NREL and UL Reach Key Milestone in Securing Distributed-Generation Industry

Source: www.gulfoilandgas.com 4/18/2023, Location: North America

With support from the National Renewable Energy Laboratory (NREL) and the U.S. Department of Energy’s Solar Energy Technologies Office, UL Solutions has published the outline of investigation for a cybersecurity certification standard for distributed energy resources (DERs) and inverter-based resource (IBR) devices. The publication marks a milestone toward securing the distributed-generation industry.

The outline of investigation provides an established baseline for testing and certifying the cybersecurity of energy storage and generation technologies, such as photovoltaic inverters and electric vehicle chargers, before being deployed and while in the field. It will also promote the need to have cybersecurity designed into new DER and IBR systems.

As a precursor to developing the outline of investigation, UL Solutions and NREL published “Cybersecurity Certification Recommendations for Interconnected Grid Edge Devices and Inverter Based Resources,” which provides recommendations for DER and IBR device cybersecurity.

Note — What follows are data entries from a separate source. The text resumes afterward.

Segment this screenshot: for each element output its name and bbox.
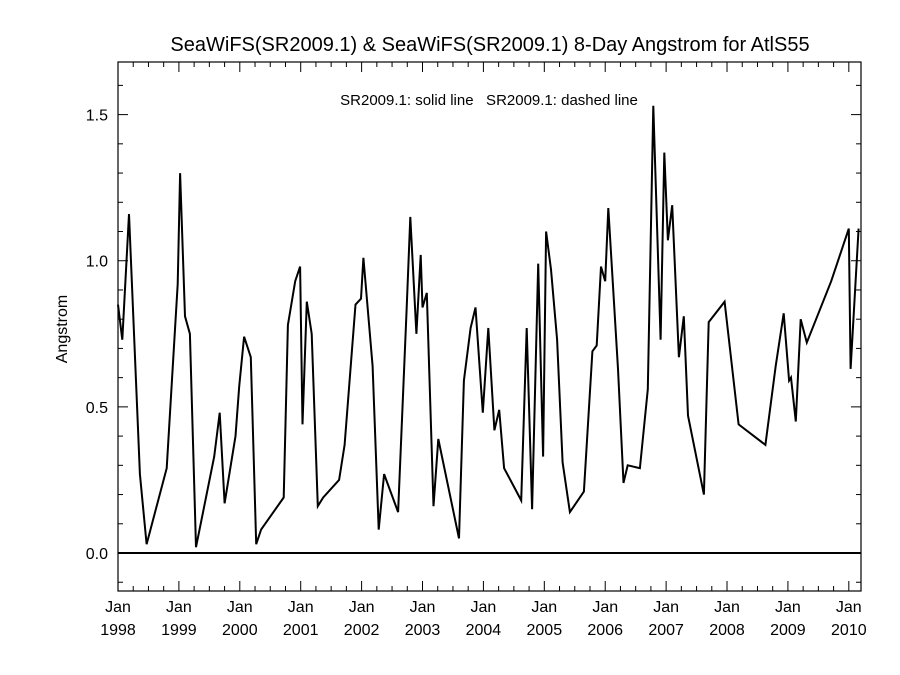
x-tick-year-label: 2003 — [405, 622, 441, 639]
x-tick-month-label: Jan — [410, 599, 436, 616]
x-tick-labels: Jan 1998 Jan 1999 Jan 2000 Jan 2001 Jan 2002 Jan 20… — [100, 599, 867, 639]
x-tick-year-label: 1999 — [161, 622, 197, 639]
x-tick-month-label: Jan — [775, 599, 801, 616]
x-tick-year-label: 2008 — [709, 622, 745, 639]
x-tick-month-label: Jan — [349, 599, 375, 616]
plot-frame-border — [117, 61, 862, 592]
x-tick-month-label: Jan — [471, 599, 497, 616]
x-tick-year-label: 2007 — [648, 622, 684, 639]
x-tick-year-label: 2006 — [587, 622, 623, 639]
y-tick-label: 1.5 — [86, 108, 108, 125]
y-tick-label: 0.0 — [86, 546, 108, 563]
y-tick-label: 1.0 — [86, 254, 108, 271]
axis-ticks — [117, 62, 861, 591]
plot-frame — [117, 61, 862, 592]
x-tick-month-label: Jan — [592, 599, 618, 616]
x-tick-month-label: Jan — [105, 599, 131, 616]
x-tick-month-label: Jan — [227, 599, 253, 616]
x-tick-year-label: 2001 — [283, 622, 319, 639]
x-tick-year-label: 1998 — [100, 622, 136, 639]
x-tick-month-label: Jan — [714, 599, 740, 616]
y-tick-label: 0.5 — [86, 400, 108, 417]
y-tick-labels: 0.0 0.5 1.0 1.5 — [86, 108, 108, 563]
x-tick-month-label: Jan — [531, 599, 557, 616]
x-tick-year-label: 2000 — [222, 622, 258, 639]
x-tick-month-label: Jan — [166, 599, 192, 616]
x-tick-year-label: 2005 — [527, 622, 563, 639]
x-tick-month-label: Jan — [653, 599, 679, 616]
x-tick-year-label: 2009 — [770, 622, 806, 639]
line-style-annotation: SR2009.1: solid line SR2009.1: dashed li… — [340, 92, 638, 109]
x-tick-year-label: 2002 — [344, 622, 380, 639]
chart-title: SeaWiFS(SR2009.1) & SeaWiFS(SR2009.1) 8-… — [170, 34, 809, 56]
series-lines — [117, 105, 861, 554]
angstrom-series-line — [117, 105, 860, 548]
x-tick-year-label: 2004 — [466, 622, 502, 639]
x-tick-month-label: Jan — [288, 599, 314, 616]
x-tick-month-label: Jan — [836, 599, 862, 616]
y-axis-label: Angstrom — [54, 295, 71, 363]
x-tick-year-label: 2010 — [831, 622, 867, 639]
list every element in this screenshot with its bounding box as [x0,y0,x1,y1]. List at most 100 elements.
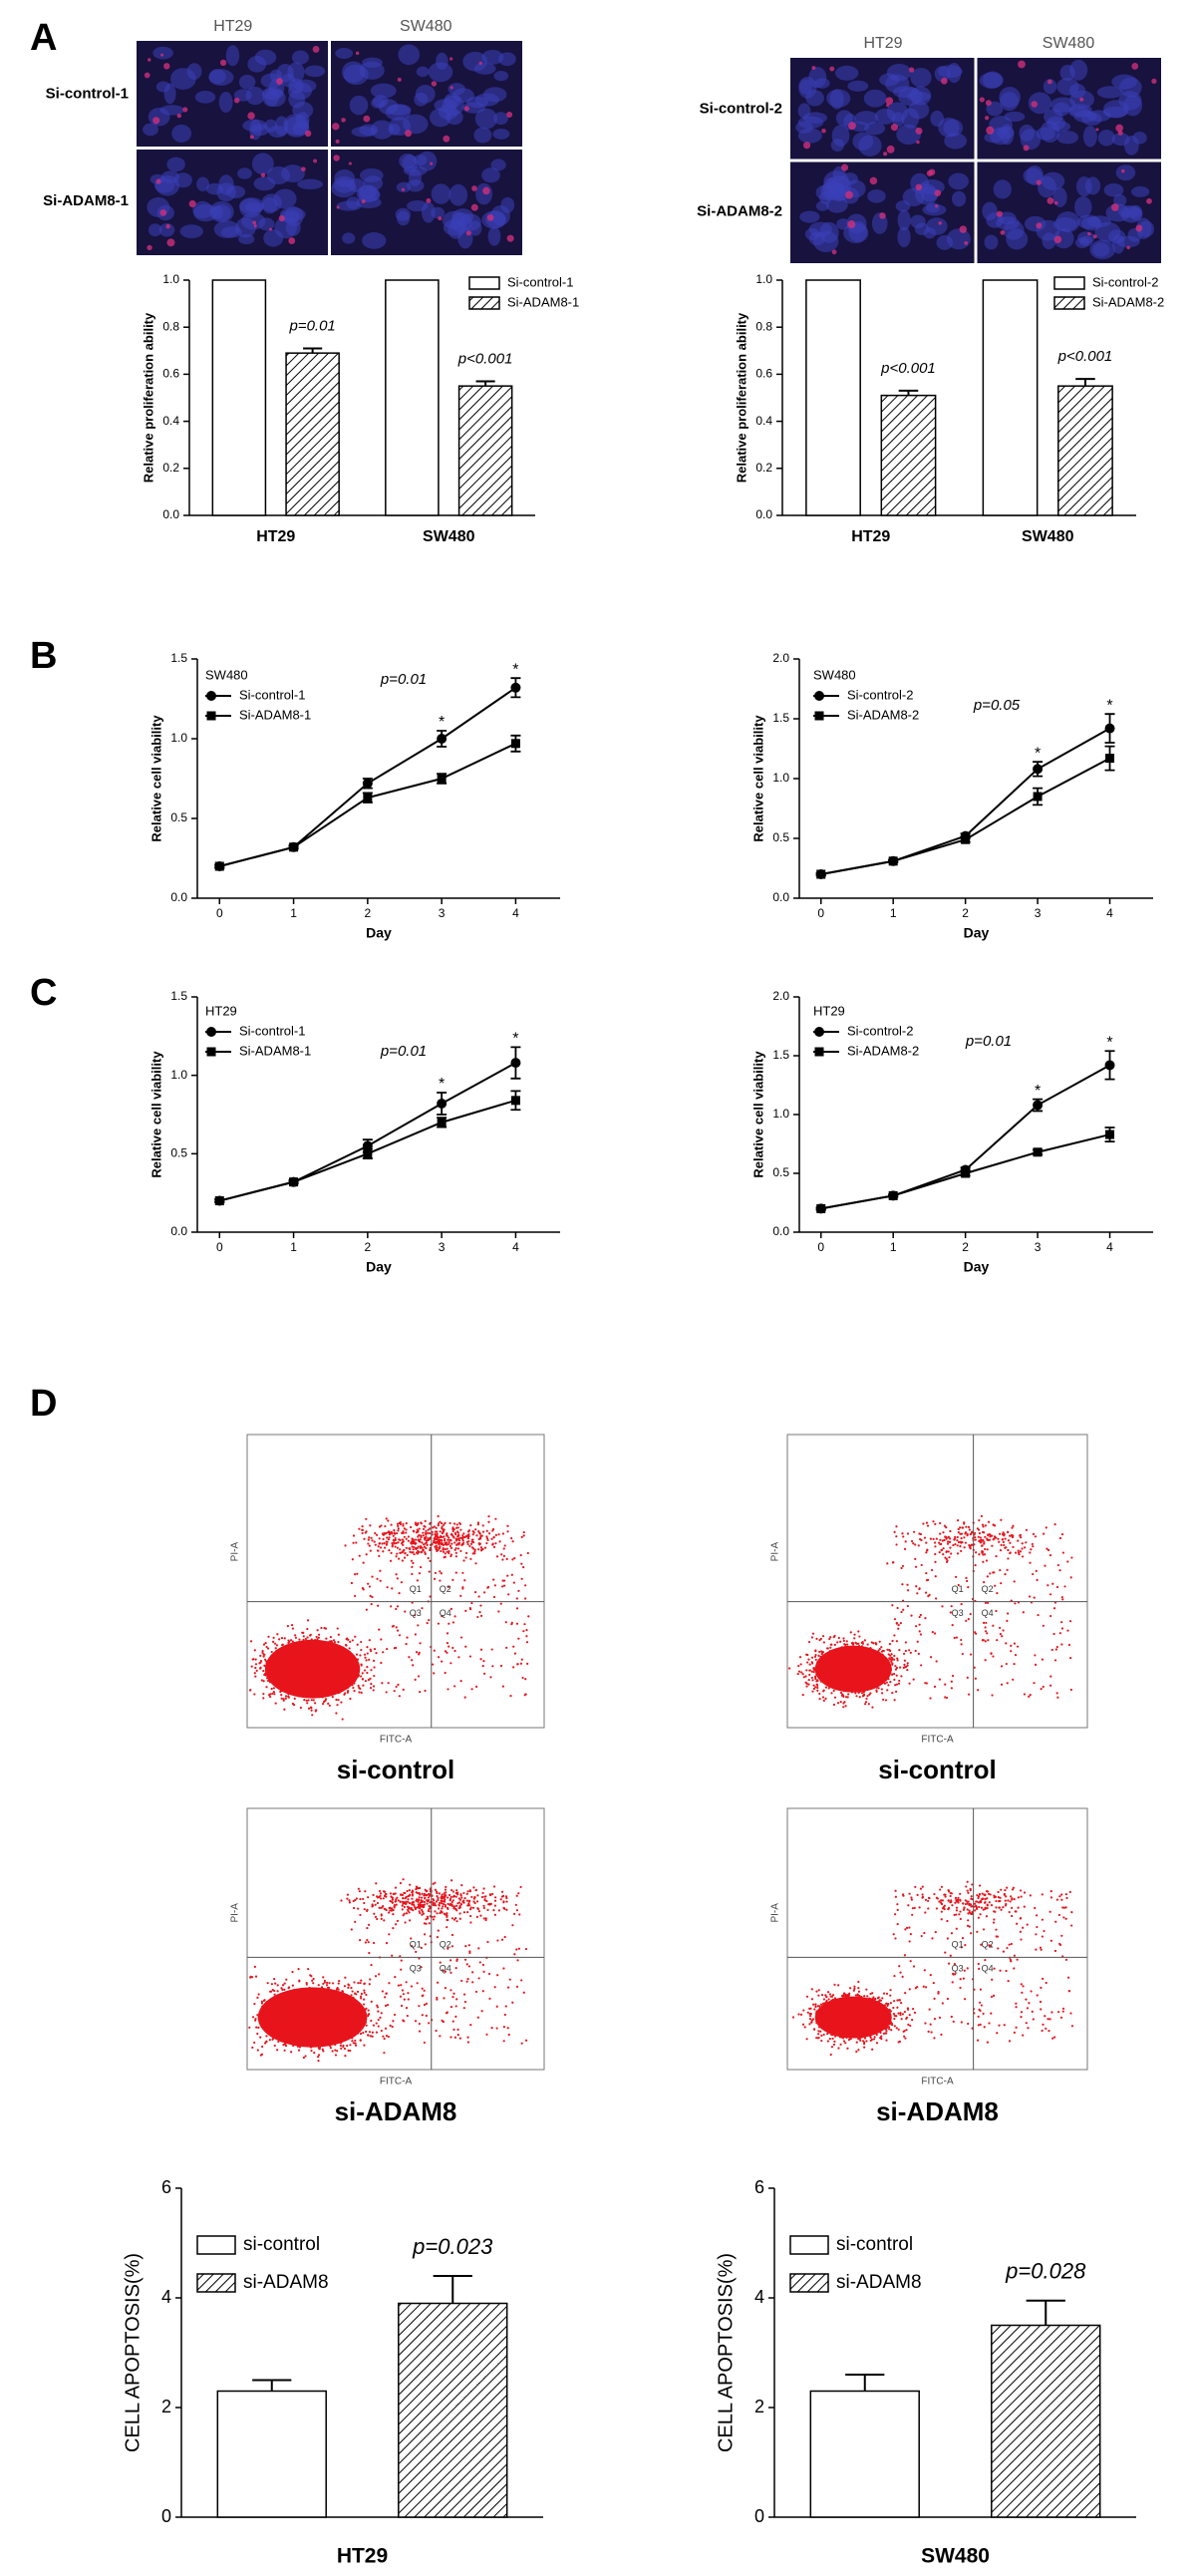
nucleus [1078,235,1093,247]
event-dot [277,2031,280,2034]
event-dot [482,1672,486,1675]
event-dot [287,1639,290,1642]
event-dot [1040,1688,1043,1691]
event-dot [1069,1656,1072,1660]
event-dot [348,1653,351,1657]
event-dot [816,1661,819,1664]
event-dot [859,1673,862,1676]
event-dot [440,1902,444,1905]
event-dot [453,1541,456,1544]
event-dot [1037,1613,1040,1617]
nucleus [1056,131,1079,145]
event-dot [393,1528,396,1532]
event-dot [524,1584,527,1587]
event-dot [482,1904,485,1907]
event-dot [463,1579,466,1582]
stain-spot [1110,203,1119,211]
event-dot [278,1654,281,1657]
event-dot [839,1654,842,1657]
event-dot [343,1665,346,1668]
event-dot [346,1651,350,1654]
event-dot [292,2044,295,2048]
event-dot [273,1993,276,1996]
event-dot [873,1678,877,1681]
event-dot [853,1633,856,1636]
event-dot [415,1651,419,1654]
stain-spot [915,183,923,191]
event-dot [851,1688,854,1691]
event-dot [390,1523,393,1526]
event-dot [352,1541,355,1544]
event-dot [471,1971,474,1974]
event-dot [1060,1627,1064,1630]
event-dot [275,1672,278,1675]
event-dot [293,2023,296,2026]
event-dot [300,1990,303,1993]
event-dot [834,1650,837,1653]
event-dot [318,1641,321,1644]
event-dot [814,1676,817,1679]
event-dot [897,1627,900,1630]
event-dot [470,1601,473,1605]
event-dot [485,1529,488,1532]
event-dot [525,1635,528,1638]
event-dot [398,1557,401,1560]
event-dot [465,1892,468,1895]
event-dot [444,1898,447,1901]
event-dot [422,1531,425,1534]
event-dot [479,1546,483,1549]
stain-spot [1151,78,1157,85]
event-dot [257,1993,260,1996]
event-dot [467,1900,470,1903]
event-dot [272,1667,276,1670]
event-dot [1034,1663,1038,1666]
event-dot [248,2026,251,2029]
nucleus [493,112,509,126]
event-dot [854,1668,857,1671]
event-dot [268,1681,272,1684]
event-dot [360,1640,363,1644]
event-dot [276,1684,279,1688]
event-dot [273,2025,276,2028]
event-dot [362,1588,365,1591]
event-dot [864,1703,867,1706]
event-dot [968,1528,971,1531]
nucleus [414,92,429,107]
event-dot [387,1530,390,1533]
event-dot [446,1632,449,1635]
event-dot [359,1654,362,1657]
event-dot [844,1651,847,1654]
nucleus [922,203,947,216]
event-dot [1011,1526,1014,1529]
event-dot [295,2028,299,2032]
event-dot [857,1682,860,1685]
event-dot [442,1905,445,1908]
event-dot [502,2040,505,2043]
event-dot [846,1647,850,1650]
event-dot [306,1627,309,1631]
nucleus [944,133,968,150]
nucleus [210,205,224,219]
stain-spot [341,118,346,123]
nucleus [372,95,389,108]
event-dot [357,1982,360,1985]
event-dot [372,2024,375,2027]
event-dot [439,2035,442,2038]
nucleus [863,89,887,108]
event-dot [355,2017,358,2020]
event-dot [461,1571,464,1574]
event-dot [432,1897,435,1901]
event-dot [402,1522,405,1526]
nucleus [1068,83,1086,99]
event-dot [413,1530,416,1533]
event-dot [271,2037,274,2041]
event-dot [463,1897,466,1900]
event-dot [414,1538,418,1541]
event-dot [864,1657,868,1660]
event-dot [426,1902,429,1905]
event-dot [867,1654,870,1658]
event-dot [875,1670,878,1673]
event-dot [387,2035,390,2039]
stain-spot [1046,79,1052,85]
event-dot [376,1917,379,1921]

“Equipment manufacturers, asset owners, regulators, and government officials now have an established baseline for strengthening the security of their devices, such as network-connected IBRs, monitoring devices, and parts of IBR systems that provide software-based and firmware-based controls,” said Danish Saleem, senior energy systems cybersecurity engineer at NREL. “NREL is providing continued support to the standard’s development, based on the outline of investigation, through soliciting formal industry feedback on the listed requirements, developing test procedures, and performing beta testing of devices.”

The UL-NREL team is now using the outline of investigation to test devices in NREL’s research environment, leveraging the Advanced Research on Integrated Energy Systems Cyber Range. This testing of commercial DER and IBR devices will inform the development of a consensus-built standard that prioritizes cybersecurity enhancements for power systems with high penetrations of inverter-based resources, including those interfacing with bulk power systems for periods of instantaneous high wind, solar, and hybrid/storage generation.

In addition to the UL partnership, NREL supports several other standards development and collaboration efforts to ensure new systems entering the distribution grid are secure by design. These efforts help to proactively reduce the risk of renewable energy technologies by identifying high-priority vulnerabilities and establishing requirements to address them—paving the way to a more secure and resilient modern electric grid.